A case for the rule of law
Excerpts from “World at the Crossroads: Law or War?”, a speech by University Professor John Polanyi on receiving the International Acharya Sushil Kumar Peace Award, January 2003:
“Law” for all its human imperfections, celebrates the rule of reason, as evidenced in the formal arguments and rebuttals in court. ‘War’ is the abnegation of reason in favour of power. The former acknowledges the humanity of the other party, the latter treats the other as a thing to be hacked into shape…
We shall never have peace so long as large segments of humankind are voiceless. Until now, much of the world’s population, being poor, has been at the mercy of the rich. They remain poor. The richest 25 million Americans have an income equal to that of almost two billion of the world’s poorest. For the half of the world’s population that lives on less than $2 per day, it would be better to be a European cow that receives $2.20 daily in subsidies from the European Community taxpayer.
That these numbers are becoming known is the harbinger of change. The change will come, however, from the clamour of the poor. They must be heard in international forums, made effective through international agreements – in effect, through international law…
Does the international community have the right to intervene in Iraq? Surely it does. By modern standards, Saddam Hussein has long since forfeited his right to rule. The principle that Lester Pearson enunciated decades ago, that the sovereignty of the individual supersedes the sovereignty of the state, applies. This is why we recognized an international responsibility to the suffering people of Somalia (ineptly), Rwanda (too late), Bosnia, Kosovo, East Timor, Angola, Sri Lanka and so forth. We do not abandon them all, on the specious grounds that we cannot help them all. We have an obligation to do all we can.

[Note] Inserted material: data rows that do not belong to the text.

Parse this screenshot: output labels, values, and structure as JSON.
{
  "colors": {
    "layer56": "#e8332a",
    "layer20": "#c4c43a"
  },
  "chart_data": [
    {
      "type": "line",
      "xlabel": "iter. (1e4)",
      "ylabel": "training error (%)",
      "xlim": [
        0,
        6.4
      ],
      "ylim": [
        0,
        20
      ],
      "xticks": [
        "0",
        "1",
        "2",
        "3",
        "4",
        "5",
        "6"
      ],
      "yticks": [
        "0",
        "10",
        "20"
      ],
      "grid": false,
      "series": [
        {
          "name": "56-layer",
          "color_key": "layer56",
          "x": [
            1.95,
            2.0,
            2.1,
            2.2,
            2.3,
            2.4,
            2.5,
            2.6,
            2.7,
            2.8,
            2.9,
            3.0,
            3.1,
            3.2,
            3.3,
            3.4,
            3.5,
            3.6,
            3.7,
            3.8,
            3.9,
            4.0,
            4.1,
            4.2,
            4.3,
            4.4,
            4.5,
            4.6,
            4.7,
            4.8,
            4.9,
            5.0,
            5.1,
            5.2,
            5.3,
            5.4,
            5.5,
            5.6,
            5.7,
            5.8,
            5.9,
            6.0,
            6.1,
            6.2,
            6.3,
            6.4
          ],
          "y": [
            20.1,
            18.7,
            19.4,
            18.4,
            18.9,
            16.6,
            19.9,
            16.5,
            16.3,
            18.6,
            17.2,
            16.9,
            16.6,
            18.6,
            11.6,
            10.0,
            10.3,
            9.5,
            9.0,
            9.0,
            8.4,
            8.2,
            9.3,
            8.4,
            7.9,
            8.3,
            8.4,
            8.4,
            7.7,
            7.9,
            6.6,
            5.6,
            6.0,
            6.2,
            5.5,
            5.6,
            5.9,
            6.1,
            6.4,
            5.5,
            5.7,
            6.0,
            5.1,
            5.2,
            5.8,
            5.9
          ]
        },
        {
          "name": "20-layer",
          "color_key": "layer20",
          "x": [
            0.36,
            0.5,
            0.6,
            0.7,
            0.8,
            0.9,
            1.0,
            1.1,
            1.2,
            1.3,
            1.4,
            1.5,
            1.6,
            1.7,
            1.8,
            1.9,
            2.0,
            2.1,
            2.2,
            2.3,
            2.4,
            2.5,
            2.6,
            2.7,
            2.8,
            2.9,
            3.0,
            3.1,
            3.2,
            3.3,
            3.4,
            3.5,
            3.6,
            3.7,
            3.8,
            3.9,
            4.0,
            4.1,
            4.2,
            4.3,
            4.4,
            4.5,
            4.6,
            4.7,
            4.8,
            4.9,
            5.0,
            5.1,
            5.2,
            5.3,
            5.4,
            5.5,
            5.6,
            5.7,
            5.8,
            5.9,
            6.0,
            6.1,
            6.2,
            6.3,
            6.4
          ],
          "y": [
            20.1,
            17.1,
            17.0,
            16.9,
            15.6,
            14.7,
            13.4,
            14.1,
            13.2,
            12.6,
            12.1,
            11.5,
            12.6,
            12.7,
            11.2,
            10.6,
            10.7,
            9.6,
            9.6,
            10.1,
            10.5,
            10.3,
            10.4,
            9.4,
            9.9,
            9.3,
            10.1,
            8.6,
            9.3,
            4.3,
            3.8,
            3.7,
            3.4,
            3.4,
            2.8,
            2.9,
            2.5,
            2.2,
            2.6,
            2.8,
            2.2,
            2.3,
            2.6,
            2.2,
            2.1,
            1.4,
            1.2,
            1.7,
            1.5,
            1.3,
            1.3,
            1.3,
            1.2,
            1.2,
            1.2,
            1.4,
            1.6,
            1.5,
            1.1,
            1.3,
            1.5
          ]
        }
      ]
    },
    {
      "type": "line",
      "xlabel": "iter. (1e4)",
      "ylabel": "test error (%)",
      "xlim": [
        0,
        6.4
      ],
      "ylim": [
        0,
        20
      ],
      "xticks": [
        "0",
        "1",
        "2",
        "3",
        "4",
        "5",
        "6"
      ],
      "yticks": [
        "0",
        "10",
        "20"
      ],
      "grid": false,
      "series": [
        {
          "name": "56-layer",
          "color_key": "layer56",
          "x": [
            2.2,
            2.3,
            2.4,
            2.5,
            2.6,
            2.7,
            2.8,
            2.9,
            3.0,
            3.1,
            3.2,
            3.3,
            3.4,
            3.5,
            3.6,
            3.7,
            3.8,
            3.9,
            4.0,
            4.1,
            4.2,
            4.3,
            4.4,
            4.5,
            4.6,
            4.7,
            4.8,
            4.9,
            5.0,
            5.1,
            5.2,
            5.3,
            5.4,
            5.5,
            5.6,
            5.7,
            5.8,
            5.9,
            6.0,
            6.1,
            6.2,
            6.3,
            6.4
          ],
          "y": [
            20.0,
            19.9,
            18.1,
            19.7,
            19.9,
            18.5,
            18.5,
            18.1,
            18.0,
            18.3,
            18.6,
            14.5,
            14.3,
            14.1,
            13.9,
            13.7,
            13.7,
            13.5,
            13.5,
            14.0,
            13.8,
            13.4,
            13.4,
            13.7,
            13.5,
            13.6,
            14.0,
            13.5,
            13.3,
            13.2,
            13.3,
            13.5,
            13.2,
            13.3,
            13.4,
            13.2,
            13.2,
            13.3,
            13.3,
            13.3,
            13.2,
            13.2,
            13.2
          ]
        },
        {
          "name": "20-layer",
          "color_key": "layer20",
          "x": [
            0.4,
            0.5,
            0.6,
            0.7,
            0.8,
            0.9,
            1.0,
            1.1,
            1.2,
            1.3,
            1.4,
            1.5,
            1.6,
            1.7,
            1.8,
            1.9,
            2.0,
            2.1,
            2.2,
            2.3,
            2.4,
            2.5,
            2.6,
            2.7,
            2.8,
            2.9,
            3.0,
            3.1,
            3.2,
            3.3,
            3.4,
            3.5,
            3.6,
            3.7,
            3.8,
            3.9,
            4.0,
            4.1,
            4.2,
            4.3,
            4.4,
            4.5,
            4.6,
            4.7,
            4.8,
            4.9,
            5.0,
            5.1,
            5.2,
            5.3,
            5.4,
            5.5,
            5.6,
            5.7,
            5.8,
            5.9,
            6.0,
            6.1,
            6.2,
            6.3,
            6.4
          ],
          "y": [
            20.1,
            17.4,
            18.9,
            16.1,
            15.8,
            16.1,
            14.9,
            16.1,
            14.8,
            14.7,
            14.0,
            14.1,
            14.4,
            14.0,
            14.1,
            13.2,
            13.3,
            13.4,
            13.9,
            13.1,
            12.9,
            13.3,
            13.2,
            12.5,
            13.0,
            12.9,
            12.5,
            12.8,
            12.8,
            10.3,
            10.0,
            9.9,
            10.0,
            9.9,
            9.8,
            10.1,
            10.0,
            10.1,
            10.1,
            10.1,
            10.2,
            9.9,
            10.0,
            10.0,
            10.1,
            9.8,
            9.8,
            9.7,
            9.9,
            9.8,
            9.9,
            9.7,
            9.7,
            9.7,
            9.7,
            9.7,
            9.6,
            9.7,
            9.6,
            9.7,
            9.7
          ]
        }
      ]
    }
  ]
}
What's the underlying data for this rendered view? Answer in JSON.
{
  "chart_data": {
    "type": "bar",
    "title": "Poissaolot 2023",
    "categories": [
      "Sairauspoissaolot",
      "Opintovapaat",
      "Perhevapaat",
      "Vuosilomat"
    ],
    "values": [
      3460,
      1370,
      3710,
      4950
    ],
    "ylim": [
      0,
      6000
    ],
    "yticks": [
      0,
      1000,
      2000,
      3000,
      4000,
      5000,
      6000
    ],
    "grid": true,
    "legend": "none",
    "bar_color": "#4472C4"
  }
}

But we must be cautious not to intervene recklessly, leaving behind a worse situation than we found. Additionally, we should not intervene without a convincing international consensus, or we lack the necessary moral authority.
We can claim that our reasons for intervening are cogent, but if we are unable to make the case to others, they are not. If we ‘pre-empt’ on feeble grounds, we invite others, on equally specious grounds, to pre-empt that pre-emption. We return to the jungle of unilateral acts.